Sometime during eighth grade I began acting like the adolescent Ingrid I was reading about in Donald Spoto’s biography—meaning, I pretended I could act.

That year, I almost enrolled in German instead of French, because it was her mother’s native language.

My first email address was just the consonants in her name, at aol.com, a series of letters I could rattle off, omitting the vowels as if they were my own.

I begged my father to tell me how “Casablanca” ended but he resolutely refused, and then he took me to see it on the big screen at the art house downtown. When I watched it again most recently I was stunned to realize how many of Ilse Lund’s patter is ingrained in my speech.

I have always wanted to be five-feet-nine-and-a-half inches tall. I have always wanted to have long, thin thighs. I have always wanted a longer, thinner nose. I have always wanted to tilt my head and smirk with some kind of secret Swedish generosity.

I signed up for my first museum internship in part because it was run by the Swedish Historical Society in my home town.

I recorded her scenes in “Cactus Flower” using the tape deck that was hooked up to the VCR in our basement, so that I could memorize her inflection in her character’s sarcastic comebacks.
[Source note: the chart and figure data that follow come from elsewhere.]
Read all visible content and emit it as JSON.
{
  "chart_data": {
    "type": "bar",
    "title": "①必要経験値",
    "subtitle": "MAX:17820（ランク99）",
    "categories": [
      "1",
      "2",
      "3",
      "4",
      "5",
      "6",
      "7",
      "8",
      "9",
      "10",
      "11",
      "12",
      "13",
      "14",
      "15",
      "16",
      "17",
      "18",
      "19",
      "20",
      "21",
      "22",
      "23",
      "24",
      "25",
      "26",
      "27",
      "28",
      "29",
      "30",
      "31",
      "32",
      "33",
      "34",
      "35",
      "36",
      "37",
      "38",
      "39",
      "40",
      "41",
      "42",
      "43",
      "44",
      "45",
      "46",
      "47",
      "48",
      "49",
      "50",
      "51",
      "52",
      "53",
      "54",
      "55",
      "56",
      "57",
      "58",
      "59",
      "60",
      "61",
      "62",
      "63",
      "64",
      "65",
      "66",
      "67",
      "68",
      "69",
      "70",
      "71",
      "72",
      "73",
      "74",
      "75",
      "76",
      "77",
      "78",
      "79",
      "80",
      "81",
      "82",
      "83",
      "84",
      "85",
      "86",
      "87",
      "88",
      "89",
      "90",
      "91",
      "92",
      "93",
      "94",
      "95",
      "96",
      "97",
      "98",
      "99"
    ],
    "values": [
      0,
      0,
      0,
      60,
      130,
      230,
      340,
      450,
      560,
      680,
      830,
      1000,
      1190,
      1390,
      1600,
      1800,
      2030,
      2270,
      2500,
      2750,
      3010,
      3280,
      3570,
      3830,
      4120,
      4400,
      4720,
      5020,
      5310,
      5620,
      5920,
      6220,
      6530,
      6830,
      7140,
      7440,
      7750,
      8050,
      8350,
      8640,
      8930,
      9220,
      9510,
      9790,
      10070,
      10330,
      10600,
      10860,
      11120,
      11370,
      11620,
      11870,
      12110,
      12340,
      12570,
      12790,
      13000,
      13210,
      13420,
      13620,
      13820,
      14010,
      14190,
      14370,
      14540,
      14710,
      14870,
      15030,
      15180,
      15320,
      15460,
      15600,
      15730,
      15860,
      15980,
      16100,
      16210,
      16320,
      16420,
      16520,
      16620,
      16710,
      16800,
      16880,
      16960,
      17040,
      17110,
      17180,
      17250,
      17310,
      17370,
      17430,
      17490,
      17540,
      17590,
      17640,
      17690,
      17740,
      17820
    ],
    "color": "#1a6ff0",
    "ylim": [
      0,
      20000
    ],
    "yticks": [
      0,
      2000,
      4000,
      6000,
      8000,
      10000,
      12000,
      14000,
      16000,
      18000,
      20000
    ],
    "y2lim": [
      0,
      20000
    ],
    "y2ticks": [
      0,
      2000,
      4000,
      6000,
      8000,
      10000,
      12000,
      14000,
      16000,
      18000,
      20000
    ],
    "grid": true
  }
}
It was like learning a language phonetically, without learning the vocabulary words. I was in my twenties before I learned what “hung one on” meant.

I recognize Ingrid Bergman’s face in nearly the same way I recognize my grandmothers’ faces. She is my ancestor.

When I started a new job this week I went in search of a cactus to place on my desk, just like her character in “Cactus Flower.” I have done this at every job at which I’ve had my own desk. Whenever my cactus shoots off a little flower, I want to exclaim, “My cactus! It’s blooming!” In my head, I can hear her giggle, marveling at the way life blossoms.